Carrick notes that central banks’ forward guidance on tightening monetary policy has provided  CFOs with necessary information needed for their investment plans in 2023.

“CFOs have many levers including increasing prices, recalibrating capital spending plans and modifying hedging strategies,” he says. “Apex Group has completed an interest rate hedging programme,  positioning the company well to limit any increased cost on interest rate increases, whilst also allowing it to potentially benefit from any unexpected interest rate decreases caused by protracted recessions or large  falls in inflation.”

UK interest rate expectations

All eyes will be on the Bank of England on February 2, which is expected to announce a 0.5% rate hike to combat inflation further.
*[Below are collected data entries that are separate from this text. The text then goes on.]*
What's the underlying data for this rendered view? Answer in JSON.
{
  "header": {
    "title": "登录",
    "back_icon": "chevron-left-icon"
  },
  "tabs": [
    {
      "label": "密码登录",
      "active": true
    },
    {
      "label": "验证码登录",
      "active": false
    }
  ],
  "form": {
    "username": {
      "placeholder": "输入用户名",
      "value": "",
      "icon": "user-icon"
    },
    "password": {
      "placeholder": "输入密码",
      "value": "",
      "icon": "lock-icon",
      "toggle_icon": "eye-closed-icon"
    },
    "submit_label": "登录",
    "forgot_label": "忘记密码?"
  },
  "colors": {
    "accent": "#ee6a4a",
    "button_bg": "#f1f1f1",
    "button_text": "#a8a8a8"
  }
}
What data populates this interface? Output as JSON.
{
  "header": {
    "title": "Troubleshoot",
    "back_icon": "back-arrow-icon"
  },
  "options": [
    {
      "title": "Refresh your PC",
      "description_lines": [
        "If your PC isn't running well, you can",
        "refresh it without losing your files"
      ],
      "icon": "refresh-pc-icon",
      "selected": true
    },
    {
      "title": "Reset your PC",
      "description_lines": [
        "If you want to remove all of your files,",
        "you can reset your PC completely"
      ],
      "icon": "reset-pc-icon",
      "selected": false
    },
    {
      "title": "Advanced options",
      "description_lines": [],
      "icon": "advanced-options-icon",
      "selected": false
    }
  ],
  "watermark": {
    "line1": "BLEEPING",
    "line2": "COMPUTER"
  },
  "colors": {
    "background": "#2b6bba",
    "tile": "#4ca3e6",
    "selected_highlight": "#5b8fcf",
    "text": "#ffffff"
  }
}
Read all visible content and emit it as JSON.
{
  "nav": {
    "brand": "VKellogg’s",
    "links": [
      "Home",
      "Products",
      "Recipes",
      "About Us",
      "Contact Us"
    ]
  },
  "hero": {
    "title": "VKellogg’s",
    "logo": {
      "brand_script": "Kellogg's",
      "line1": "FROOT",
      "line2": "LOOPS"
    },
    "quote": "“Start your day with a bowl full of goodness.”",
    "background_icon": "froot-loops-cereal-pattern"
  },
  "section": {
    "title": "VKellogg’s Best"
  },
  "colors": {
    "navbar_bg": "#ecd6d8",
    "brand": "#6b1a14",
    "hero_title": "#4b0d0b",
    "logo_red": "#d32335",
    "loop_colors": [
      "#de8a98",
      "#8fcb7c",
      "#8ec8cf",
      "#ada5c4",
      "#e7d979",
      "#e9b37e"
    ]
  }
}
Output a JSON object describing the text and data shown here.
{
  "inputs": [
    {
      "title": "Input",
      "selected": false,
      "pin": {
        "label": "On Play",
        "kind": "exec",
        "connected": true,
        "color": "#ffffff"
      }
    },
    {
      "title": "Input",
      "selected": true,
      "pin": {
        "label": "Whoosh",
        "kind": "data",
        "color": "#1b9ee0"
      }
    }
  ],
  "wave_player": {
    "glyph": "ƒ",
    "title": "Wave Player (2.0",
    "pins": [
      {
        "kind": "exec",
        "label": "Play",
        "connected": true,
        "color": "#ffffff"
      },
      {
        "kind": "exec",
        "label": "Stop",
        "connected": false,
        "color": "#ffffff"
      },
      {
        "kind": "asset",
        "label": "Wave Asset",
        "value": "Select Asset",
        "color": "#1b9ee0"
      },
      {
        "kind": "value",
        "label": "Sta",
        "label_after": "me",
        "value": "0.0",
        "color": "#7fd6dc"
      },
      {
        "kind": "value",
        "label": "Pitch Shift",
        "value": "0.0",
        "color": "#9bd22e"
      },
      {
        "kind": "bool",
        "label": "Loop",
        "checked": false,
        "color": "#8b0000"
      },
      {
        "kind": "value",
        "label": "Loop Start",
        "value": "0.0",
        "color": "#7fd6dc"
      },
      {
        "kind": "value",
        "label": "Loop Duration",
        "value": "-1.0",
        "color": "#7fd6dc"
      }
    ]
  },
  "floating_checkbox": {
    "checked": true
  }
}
The UK’s Consumer Prices Index (CPI)  including owner occupiers’ housing costs (CPIH) rose by 9.2% in the twelve  months to December 2022 – only a slight decline on 9.3% in November, according to the Office for National Statistics (ONS). 

“In the UK we are expecting another 50 basis point increase in interest rates this week to 4%,” says Hunter. “The US has always been ahead of other developed economies in terms of rate rises and the UK is now starting to see a slowdown in inflation, similar to that already witnessed in the US. However, in terms of core measures of inflation not that much has changed. We see UK base rates peaking at about 4.5% this year.

“In the UK we have been expecting a recession for some time and this is still not properly reflected in the data yet. We are experiencing a fall in gas prices and it may end up being a smaller recessionary hit.”